Plants were grown in two different soil origins (A and B) and were inoculated with P. infestans (diseased, (turquoise plots) or remained untreated (healthy, red plots) 14 days before sampling was done. Four tomato plants were used for each treatment (n = 4). Values of alpha-diversity indices are shown, corresponding p-values are written above each comparison. Means were compared with a Kruskal Wallis test, with a significance threshold set at p ≤ 0.05.
Fig 6.
Microbial beta-diversity of different tomato micro-compartments visualized using an NMDS plot.
The fungal microbiome composition was determined using Bray–Curtis community dissimilarities. Plants were grown in two soil origins (A and B) and inoculated with P. infestans 14 d prior to sample collection from the rhizosphere, phyllosphere, and endosphere of healthy and diseased plants. ANOSIM was used to determine significant differences (p ≤ 0.001, S5 Table).
Fig 7.
Fungal taxonomic distribution of the microbiome analyses at the phylum, genus, and amplicon sequence variant (ASV) levels in the rhizosphere, phyllosphere, and endosphere of soil A and soil B.

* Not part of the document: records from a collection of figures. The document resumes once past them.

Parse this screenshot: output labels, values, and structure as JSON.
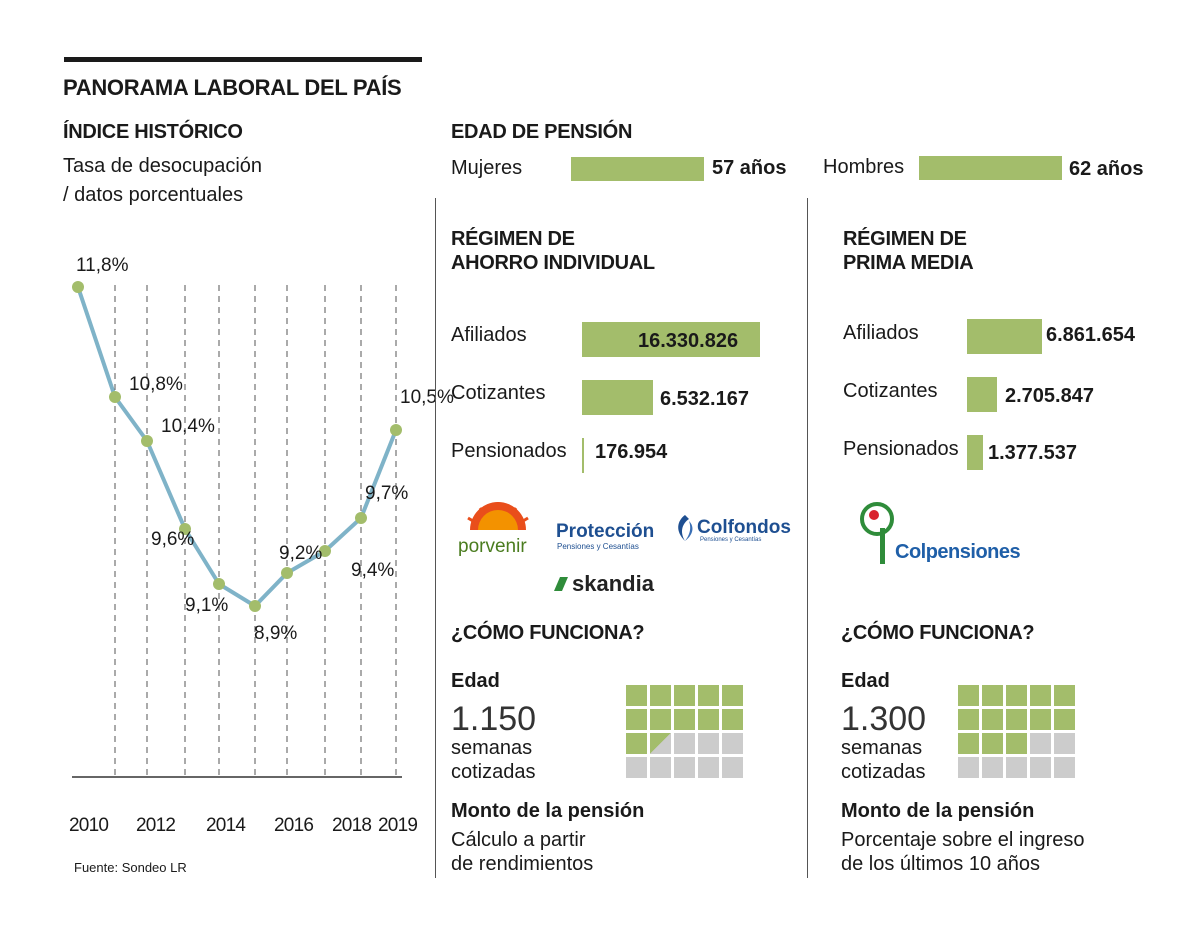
{
  "header": {
    "title": "PANORAMA LABORAL DEL PAÍS"
  },
  "left": {
    "section_title": "ÍNDICE HISTÓRICO",
    "subtitle_line1": "Tasa de desocupación",
    "subtitle_line2": "/ datos porcentuales",
    "source": "Fuente: Sondeo LR"
  },
  "chart_data": {
    "type": "line",
    "title": "Tasa de desocupación / datos porcentuales",
    "x": [
      2010,
      2011,
      2012,
      2013,
      2014,
      2015,
      2016,
      2017,
      2018,
      2019
    ],
    "values": [
      11.8,
      10.8,
      10.4,
      9.6,
      9.1,
      8.9,
      9.2,
      9.4,
      9.7,
      10.5
    ],
    "labels": [
      "11,8%",
      "10,8%",
      "10,4%",
      "9,6%",
      "9,1%",
      "8,9%",
      "9,2%",
      "9,4%",
      "9,7%",
      "10,5%"
    ],
    "tick_labels": [
      "2010",
      "2012",
      "2014",
      "2016",
      "2018",
      "2019"
    ],
    "ylim": [
      7.5,
      12.5
    ],
    "line_color": "#7fb3c8",
    "point_color": "#a3bd6b",
    "grid": "vertical-dashed"
  },
  "pension_age": {
    "title": "EDAD DE PENSIÓN",
    "women_label": "Mujeres",
    "women_value": "57 años",
    "men_label": "Hombres",
    "men_value": "62 años"
  },
  "rai": {
    "title_line1": "RÉGIMEN DE",
    "title_line2": "AHORRO INDIVIDUAL",
    "rows": [
      {
        "label": "Afiliados",
        "value": "16.330.826",
        "amount": 16330826
      },
      {
        "label": "Cotizantes",
        "value": "6.532.167",
        "amount": 6532167
      },
      {
        "label": "Pensionados",
        "value": "176.954",
        "amount": 176954
      }
    ],
    "logos": {
      "porvenir": "porvenir",
      "proteccion": "Protección",
      "proteccion_sub": "Pensiones y Cesantías",
      "colfondos": "Colfondos",
      "colfondos_sub": "Pensiones y Cesantías",
      "skandia": "skandia"
    },
    "how": {
      "title": "¿CÓMO FUNCIONA?",
      "age_label": "Edad",
      "weeks": "1.150",
      "weeks_unit_line1": "semanas",
      "weeks_unit_line2": "cotizadas",
      "grid_filled": 11.5,
      "grid_total": 20,
      "amount_title": "Monto de la pensión",
      "amount_line1": "Cálculo a partir",
      "amount_line2": "de rendimientos"
    }
  },
  "rpm": {
    "title_line1": "RÉGIMEN DE",
    "title_line2": "PRIMA MEDIA",
    "rows": [
      {
        "label": "Afiliados",
        "value": "6.861.654",
        "amount": 6861654
      },
      {
        "label": "Cotizantes",
        "value": "2.705.847",
        "amount": 2705847
      },
      {
        "label": "Pensionados",
        "value": "1.377.537",
        "amount": 1377537
      }
    ],
    "logo": {
      "colpensiones": "Colpensiones"
    },
    "how": {
      "title": "¿CÓMO FUNCIONA?",
      "age_label": "Edad",
      "weeks": "1.300",
      "weeks_unit_line1": "semanas",
      "weeks_unit_line2": "cotizadas",
      "grid_filled": 13,
      "grid_total": 20,
      "amount_title": "Monto de la pensión",
      "amount_line1": "Porcentaje sobre el ingreso",
      "amount_line2": "de los últimos 10 años"
    }
  },
  "colors": {
    "accent_green": "#a3bd6b",
    "line_blue": "#7fb3c8",
    "grey_square": "#cccccc"
  }
}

The overlapping region represents taxa that are shared between soil A and soil B. Numbers inside each section represent the number of taxa at each level (phylum, genus, or ASV). The Venn diagram is based on the analysis of relative abundance with ANCOM-BC2.
Fig 8.
Diversity of the most abundant fungal taxa at phylum (A), genus (B), and (C) ASV levels between plants grown in soil A and soil B across the three micro-compartments (endosphere, phyllosphere, and rhizosphere).

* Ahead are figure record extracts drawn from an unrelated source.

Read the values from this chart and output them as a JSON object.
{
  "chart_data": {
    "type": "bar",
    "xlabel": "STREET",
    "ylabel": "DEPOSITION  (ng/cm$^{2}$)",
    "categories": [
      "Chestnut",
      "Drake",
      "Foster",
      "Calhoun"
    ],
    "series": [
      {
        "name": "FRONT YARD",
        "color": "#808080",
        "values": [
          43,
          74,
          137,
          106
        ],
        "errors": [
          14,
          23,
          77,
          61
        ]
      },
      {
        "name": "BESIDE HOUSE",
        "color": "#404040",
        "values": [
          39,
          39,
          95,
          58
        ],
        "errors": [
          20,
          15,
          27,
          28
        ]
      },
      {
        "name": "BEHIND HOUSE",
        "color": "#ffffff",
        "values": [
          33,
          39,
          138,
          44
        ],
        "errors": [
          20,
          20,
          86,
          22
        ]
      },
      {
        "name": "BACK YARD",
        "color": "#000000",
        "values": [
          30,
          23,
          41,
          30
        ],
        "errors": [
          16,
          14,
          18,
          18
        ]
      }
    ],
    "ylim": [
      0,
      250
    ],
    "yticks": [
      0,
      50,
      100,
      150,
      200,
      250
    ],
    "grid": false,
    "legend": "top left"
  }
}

Others represent all taxa with less than 9%, 6%, and 5.5% abundance at phylum, genus, and ASV levels, respectively. Bars represent the mean relative abundance (%) of each phylum genus, and ASV. Error bars indicate standard deviation. Asterisks indicate a significant difference in abundance between samples from soil origins A and soil B inferred at p-value ≤ 0.05 according to Benjamini-Hochberg (BH) correction, which controls for false discovery rate (FDR) analyzed using ANCOM-BC2 (Analysis of Compositions of Microbiomes with Bias Correction).
Table 3.
Taxonomic affiliation of the top most abundant fungal ASVs in the microbiome of tomato plants in the whole data set. The ASVs were taxonomically assigned using NCBI BLAST (megablast, v.2.14.1) with an e-value of 0.001 and the identity cut-off of 80% against the UNITE database (version 9, [46]) containing ITS sequences in a Galaxy workflow.